Maserati demeure une marque confidentielle en Europe, ce qui semble logique eu égard à son positionnement.

En France, au cumul des 10 mois écoulés, la marque a distribué 544 véhicules, un volume en baisse de 5,1%. Le SUV Levante domine largement les ventes, avec 307 immatriculations contre 169 pour la Ghibli, 29 pour la Quattroporte et 26 pour la Gran Turismo. La baisse est palpable sur le marché français, mais il ne faut pas oublier que Maserati a multiplié son volume de ventes par 7 entre 2012 et 2017 : 98 immatriculations en 2012, 711 en 2017. D'un constructeur qui ne vendait presque que des coupés de luxe en 2012, Maserati est devenue une marque proposant deux berlines, un SUV, un coupé et un cabriolet. L'arrivée de la Ghibli est des motorisations diesels en 2013 a en effet eu un effet turbo sur les ventes : 429 immatriculations en 2014 en France, dont 60% de diesels !
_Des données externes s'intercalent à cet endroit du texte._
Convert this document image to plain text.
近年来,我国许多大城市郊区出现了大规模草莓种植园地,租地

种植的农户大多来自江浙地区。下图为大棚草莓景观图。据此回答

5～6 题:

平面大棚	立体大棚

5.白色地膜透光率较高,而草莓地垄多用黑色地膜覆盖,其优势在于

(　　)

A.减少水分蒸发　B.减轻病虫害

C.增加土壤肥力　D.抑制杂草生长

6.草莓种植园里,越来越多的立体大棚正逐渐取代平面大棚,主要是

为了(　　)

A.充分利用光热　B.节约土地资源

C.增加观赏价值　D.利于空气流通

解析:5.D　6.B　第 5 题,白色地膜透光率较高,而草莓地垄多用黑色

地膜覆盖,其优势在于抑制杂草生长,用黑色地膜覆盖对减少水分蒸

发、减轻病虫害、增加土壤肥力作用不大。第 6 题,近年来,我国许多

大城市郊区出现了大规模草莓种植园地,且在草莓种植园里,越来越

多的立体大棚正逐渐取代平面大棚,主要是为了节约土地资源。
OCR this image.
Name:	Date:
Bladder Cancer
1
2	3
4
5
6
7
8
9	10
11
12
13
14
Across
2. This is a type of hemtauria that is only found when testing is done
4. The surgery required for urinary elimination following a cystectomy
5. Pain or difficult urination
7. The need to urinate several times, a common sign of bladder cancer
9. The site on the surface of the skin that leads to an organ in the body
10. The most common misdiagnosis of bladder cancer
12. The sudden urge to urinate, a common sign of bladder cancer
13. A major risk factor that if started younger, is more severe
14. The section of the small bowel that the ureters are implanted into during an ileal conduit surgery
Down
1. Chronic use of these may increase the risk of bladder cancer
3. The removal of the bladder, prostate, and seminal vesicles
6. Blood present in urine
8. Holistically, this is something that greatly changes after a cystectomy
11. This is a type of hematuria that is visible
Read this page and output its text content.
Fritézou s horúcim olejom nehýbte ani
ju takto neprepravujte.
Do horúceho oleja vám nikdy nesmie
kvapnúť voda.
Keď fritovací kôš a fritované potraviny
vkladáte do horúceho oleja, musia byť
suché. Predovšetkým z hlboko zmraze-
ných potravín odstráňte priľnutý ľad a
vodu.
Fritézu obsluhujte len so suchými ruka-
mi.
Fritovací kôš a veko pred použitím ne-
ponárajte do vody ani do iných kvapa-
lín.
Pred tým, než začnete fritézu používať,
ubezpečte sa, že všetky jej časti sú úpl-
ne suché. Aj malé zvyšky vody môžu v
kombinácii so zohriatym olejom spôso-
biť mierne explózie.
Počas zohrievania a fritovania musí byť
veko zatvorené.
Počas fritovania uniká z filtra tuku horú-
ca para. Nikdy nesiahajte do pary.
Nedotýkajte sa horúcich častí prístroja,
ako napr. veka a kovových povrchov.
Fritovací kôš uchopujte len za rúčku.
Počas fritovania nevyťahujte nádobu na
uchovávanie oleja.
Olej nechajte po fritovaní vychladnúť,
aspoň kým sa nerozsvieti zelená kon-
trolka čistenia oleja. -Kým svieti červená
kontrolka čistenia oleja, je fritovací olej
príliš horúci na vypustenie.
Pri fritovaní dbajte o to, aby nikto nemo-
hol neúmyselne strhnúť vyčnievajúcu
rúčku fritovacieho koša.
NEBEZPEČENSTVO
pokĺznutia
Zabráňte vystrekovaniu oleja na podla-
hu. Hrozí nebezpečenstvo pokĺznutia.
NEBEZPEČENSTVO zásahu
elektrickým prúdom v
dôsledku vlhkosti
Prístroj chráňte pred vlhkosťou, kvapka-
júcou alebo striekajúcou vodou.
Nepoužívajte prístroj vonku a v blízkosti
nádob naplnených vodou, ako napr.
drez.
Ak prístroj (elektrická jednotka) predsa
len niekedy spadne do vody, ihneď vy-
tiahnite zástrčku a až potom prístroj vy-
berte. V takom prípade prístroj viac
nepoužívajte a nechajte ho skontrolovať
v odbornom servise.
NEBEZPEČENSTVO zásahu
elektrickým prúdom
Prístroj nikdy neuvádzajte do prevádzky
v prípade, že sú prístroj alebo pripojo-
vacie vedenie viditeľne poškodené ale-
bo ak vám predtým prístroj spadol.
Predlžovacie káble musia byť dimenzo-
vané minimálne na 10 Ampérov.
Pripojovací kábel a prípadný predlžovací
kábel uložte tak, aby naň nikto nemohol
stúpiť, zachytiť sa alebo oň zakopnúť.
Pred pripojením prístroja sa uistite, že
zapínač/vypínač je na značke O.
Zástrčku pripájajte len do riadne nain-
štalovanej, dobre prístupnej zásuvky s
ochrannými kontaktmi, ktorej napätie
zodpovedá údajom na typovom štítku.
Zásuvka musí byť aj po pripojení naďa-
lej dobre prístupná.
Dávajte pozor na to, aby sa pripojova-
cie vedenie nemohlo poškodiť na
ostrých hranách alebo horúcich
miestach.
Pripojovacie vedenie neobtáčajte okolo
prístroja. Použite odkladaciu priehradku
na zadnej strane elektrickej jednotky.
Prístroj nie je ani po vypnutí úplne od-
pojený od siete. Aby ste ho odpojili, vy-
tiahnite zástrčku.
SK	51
Ailleurs en Europe, Maserati a effectivement un peu de mal cette année : 1125 immatriculations au cumul des 10 mois au Royaume-Uni (-22,5%), 2407 en Italie (-6%), 278 en Espagne (-10%), etc.

Le PDG de FCA Mike Manley a regretté cette situation, selon des propos rapportés par Automotive News : "Lorsque nous avons regroupé Alfa Romeo et Maserati, nous avons fait deux choses. Premièrement, cela a réduit l'attention accordée à Maserati. Deuxièmement, Maserati a été traité pendant un temps à la manière d'un constructeur généraliste, ce qu'il n'est pas. Cela n'aurait pas dû avoir lieu" a fait savoir l'Anglais. Le PDG indique avoir déjà pris des mesures correctives, mais leurs effets ne devraient pas se faire sentir avant quelques mois au moins.